Feb 23, 1954
Children receive first polio vaccine
On this day in 1954, a group of children from Arsenal Elementary School in
Pittsburgh, Pennsylvania, receive the first injections of the new polio vaccine
developed by Dr. Jonas Salk.
Though not as devastating as the plague or influenza, poliomyelitis was a
highly contagious disease that emerged in terrifying outbreaks and seemed
impossible to stop. Attacking the nerve cells and sometimes the central nervous
system, polio caused muscle deterioration, paralysis and even death. Even as
medicine vastly improved in the first half of the 20th century in the Western
world, polio still struck, affecting mostly children but sometimes adults as
well. The most famous victim of a 1921 outbreak in America was future President
Franklin Delano Roosevelt, then a young politician. The disease spread quickly,
leaving his legs permanently paralyzed.
In the late 1940s, the March of Dimes, a grassroots organization founded with
President Roosevelt's help to find a way to defend against polio, enlisted Dr.

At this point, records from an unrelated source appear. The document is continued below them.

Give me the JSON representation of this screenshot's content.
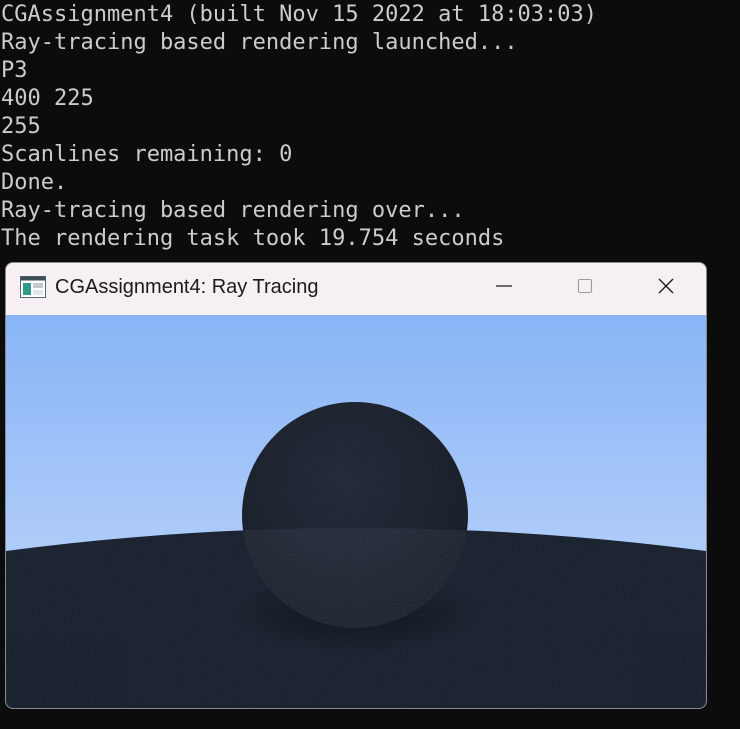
{
  "console": {
    "lines": [
      "CGAssignment4 (built Nov 15 2022 at 18:03:03)",
      "Ray-tracing based rendering launched...",
      "P3",
      "400 225",
      "255",
      "Scanlines remaining: 0",
      "Done.",
      "Ray-tracing based rendering over...",
      "The rendering task took 19.754 seconds"
    ]
  },
  "window": {
    "title": "CGAssignment4: Ray Tracing",
    "icon": "app-window-icon",
    "controls": {
      "minimize": "minimize-icon",
      "maximize": "maximize-icon",
      "close": "close-icon"
    }
  },
  "render": {
    "sky_top_color": "#88b4f6",
    "sky_bottom_color": "#c9dcfb",
    "ground_color": "#121a26",
    "sphere_color": "#161c26"
  }
}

Jonas Salk, head of the Virus Research Lab at the University of Pittsburgh. Salk
found that polio had as many as 125 strains of three basic types, and that an
effective vaccine needed to combat all three. By growing samples of the polio
virus and then deactivating, or "killing" them by adding a chemical called
formalin, Salk developed his vaccine, which was able to immunize without
infecting the patient.
After mass inoculations began in 1954, everyone marveled at the high success
rate--some 60-70 percent--until the vaccine caused a sudden outbreak of some 200
cases. After it was determined that the cases were all caused by one faulty
batch of the vaccine, production standards were improved, and by August 1955
some 4 million shots had been given. Cases of polio in the U.S. dropped from
14,647 in 1955 to 5,894 in 1956, and by 1959 some 90 other countries were using
Salk's vaccine.
A later version of the polio vaccine, developed by Albert Sabin, used a
weakened form of the live virus and was swallowed instead of injected. It was
licensed in 1962 and soon became more popular than Salk's vaccine, as it was
cheaper to make and easier for people to take. There is still no cure for polio
once it has been contracted, but the use of vaccines has virtually eliminated
polio in the United States. Globally, there are now around 250,000 cases each
year, mostly in developing countries. The World Health Organization has set a
goal of eradicating polio from the entire world by 2010.